In the future, we will advance these comparative approaches to a larger scale and address more adequately key questions regarding the stereotypy/variability of cellular behaviors in growing organs and the cellular basis of serial homology. In order to achieve that, we need to decrease the labor required for each lineage reconstruction from months to weeks, and to develop new computational tools for the systematic comparison and visualization of cell lineage information. Our labs are actively generating the necessary software and analysis algorithms and will share them with the scientific community in a timely manner via the same open access principles deployed for MaMuT.

4) Looking through the data, we had difficulties determining how time-consuming this method may or may not be. This is important to know if, for example, more than one object were to be analyzed or for experiments in which multiple samples need to be measured and compared to each other. The authors could provide the reader with a timeline or with suggestions of how to increase the throughput of this method.

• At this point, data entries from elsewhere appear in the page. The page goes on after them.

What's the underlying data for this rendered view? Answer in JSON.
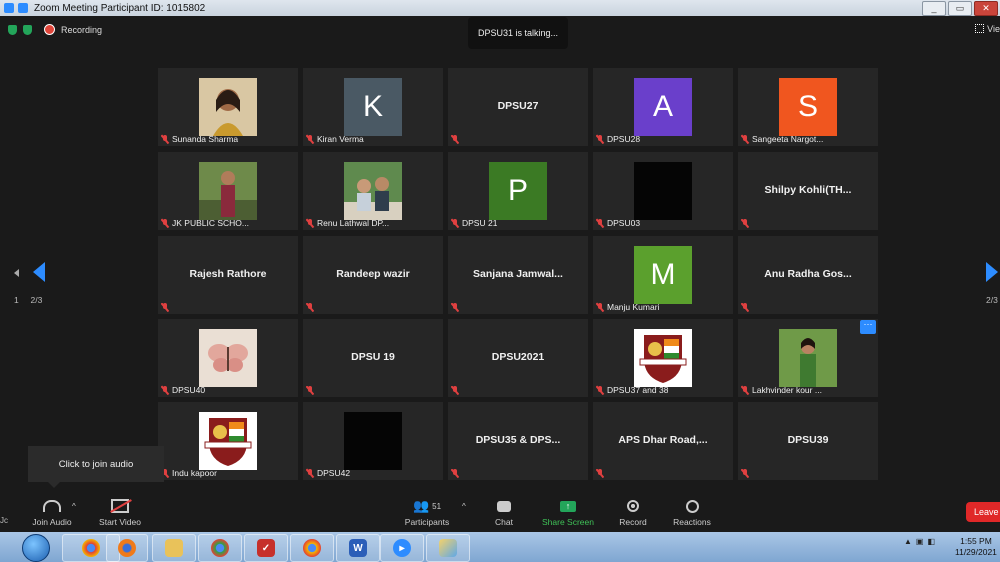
{
  "window": {
    "title": "Zoom Meeting Participant ID: 1015802"
  },
  "top": {
    "recording_label": "Recording",
    "talking_text": "DPSU31 is talking...",
    "view_label": "Vie"
  },
  "nav": {
    "left_page": "1",
    "page_indicator": "2/3",
    "right_page_indicator": "2/3"
  },
  "tiles": [
    {
      "name": "Sunanda Sharma",
      "kind": "photo",
      "photo": "woman-portrait"
    },
    {
      "name": "Kiran Verma",
      "kind": "avatar",
      "letter": "K",
      "color": "#4a5964"
    },
    {
      "name": "DPSU27",
      "kind": "text"
    },
    {
      "name": "DPSU28",
      "kind": "avatar",
      "letter": "A",
      "color": "#6a3fcb"
    },
    {
      "name": "Sangeeta Nargot...",
      "kind": "avatar",
      "letter": "S",
      "color": "#f0561f"
    },
    {
      "name": "JK PUBLIC SCHO...",
      "kind": "photo",
      "photo": "outdoor-portrait"
    },
    {
      "name": "Renu Lathwal DP...",
      "kind": "photo",
      "photo": "children-photo"
    },
    {
      "name": "DPSU 21",
      "kind": "avatar",
      "letter": "P",
      "color": "#3b7a24"
    },
    {
      "name": "DPSU03",
      "kind": "photo",
      "photo": "black-video"
    },
    {
      "name": "Shilpy  Kohli(TH...",
      "kind": "text"
    },
    {
      "name": "Rajesh Rathore",
      "kind": "text"
    },
    {
      "name": "Randeep  wazir",
      "kind": "text"
    },
    {
      "name": "Sanjana  Jamwal...",
      "kind": "text"
    },
    {
      "name": "Manju Kumari",
      "kind": "avatar",
      "letter": "M",
      "color": "#5ba02d"
    },
    {
      "name": "Anu Radha Gos...",
      "kind": "text"
    },
    {
      "name": "DPSU40",
      "kind": "photo",
      "photo": "butterfly"
    },
    {
      "name": "DPSU 19",
      "kind": "text"
    },
    {
      "name": "DPSU2021",
      "kind": "text"
    },
    {
      "name": "DPSU37 and 38",
      "kind": "photo",
      "photo": "school-logo"
    },
    {
      "name": "Lakhvinder kour ...",
      "kind": "photo",
      "photo": "woman-garden"
    },
    {
      "name": "Indu kapoor",
      "kind": "photo",
      "photo": "school-logo"
    },
    {
      "name": "DPSU42",
      "kind": "photo",
      "photo": "black-video"
    },
    {
      "name": "DPSU35 & DPS...",
      "kind": "text"
    },
    {
      "name": "APS Dhar Road,...",
      "kind": "text"
    },
    {
      "name": "DPSU39",
      "kind": "text"
    }
  ],
  "tooltip": {
    "text": "Click to join audio"
  },
  "toolbar": {
    "join_audio": "Join Audio",
    "start_video": "Start Video",
    "participants": "Participants",
    "participants_count": "51",
    "chat": "Chat",
    "share_screen": "Share Screen",
    "record": "Record",
    "reactions": "Reactions",
    "leave": "Leave",
    "left_cut": "Jc"
  },
  "taskbar": {
    "time": "1:55 PM",
    "date": "11/29/2021"
  },
  "colors": {
    "accent": "#2d8cff",
    "share_green": "#3fc157",
    "leave_red": "#e02828"
  }
}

The new text in the Discussion (subsection “Reconstruction of Parhyale embryogenesis with multi-view LSFM and MaMuT”, second paragraph) described above in point 2 addresses how time-consuming manual lineaging has been in our case study and what steps have been taken to increase the throughput of lineaging efforts in the future. Besides this text in the Discussion, we have added the following statement in Materials and methods: “The MaMuT reconstruction of the Parhyale T2 limb described in this article required about 10 weeks of dedicated manual cell tracking by an experienced annotator.”